Re: US Military Dead during Iraq War
- From: Betov <betov@xxxxxxx>
- Date: 27 Aug 2005 10:03:52 GMT
Frank Kotler <fbkotler@xxxxxxxxxxx> écrivait news:wfidnW92C7CwrI3eRVn-
gw@xxxxxxxxxxx:
> ¬a\/b wrote:
>
>> global _start
>>
>> section .text
>> _start:
>> a=4; b=1; c=msg; r=msglen; int 80h
>> a=1; b^=b; int 80h
>>
>> section .data
>> msg db 'You want it dense?',10
>> msglen equ msg-$
>>
>> Where a=eax, b=ebx, c=ecx, r=edx, i=esi, j=edi, k=ebp, s=esp
>> ax,al,ah etc rx,rh,rj ix jx kp=kx sx
>
>> Where is the problem?
>
> Just above :)
>
> Like Herbert's "made up language", the only "problem" is that no one
> else speaks it. You're talking to yourselves.
This is a very stupid answer, Frank.
Personally, i think that Equating the Registers is bad.
Nevertheless, he is fully right, when "sentencing" the
Statements, and this is a very trivial point to show
why:
>> a=4; b=1; c=msg; r=msglen; int 80h
_IS_ a real Sentence. Would it be some HLL, it would say
something like:
OsFunction Whatever, Whatever, MessagePointer, MessageLength
... which is really a _Sentence_, making _sense_, which is
the exact reason why there is no reason to split it in the
absurd way we are used to, in traditional Assembly.

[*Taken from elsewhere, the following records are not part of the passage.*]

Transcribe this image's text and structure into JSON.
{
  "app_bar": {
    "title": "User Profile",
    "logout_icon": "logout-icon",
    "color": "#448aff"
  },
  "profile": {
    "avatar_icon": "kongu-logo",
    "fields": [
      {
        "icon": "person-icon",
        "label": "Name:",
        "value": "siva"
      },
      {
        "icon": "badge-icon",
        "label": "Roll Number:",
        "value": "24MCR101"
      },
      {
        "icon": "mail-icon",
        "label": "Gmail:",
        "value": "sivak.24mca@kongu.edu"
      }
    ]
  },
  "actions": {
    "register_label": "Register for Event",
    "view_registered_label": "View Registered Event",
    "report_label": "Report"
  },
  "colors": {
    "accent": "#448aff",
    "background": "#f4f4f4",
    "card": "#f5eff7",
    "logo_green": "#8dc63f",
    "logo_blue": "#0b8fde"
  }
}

The same way we are used to divide an Application Source
into Modules, Procedures, Routines, or whatever... that
is to say... to _group_ some Parts,... the individual
Instructions, at the Assembly level, _do_ have some
natural tendency to produce "Sentences", and there is
absolutely no reason for killing this "grouping", of the
sentence level. It would be as absurd as killing the
other upward grouping levels that introduce organizations
in a Source, for Routines, Procedures, Modules or whatever.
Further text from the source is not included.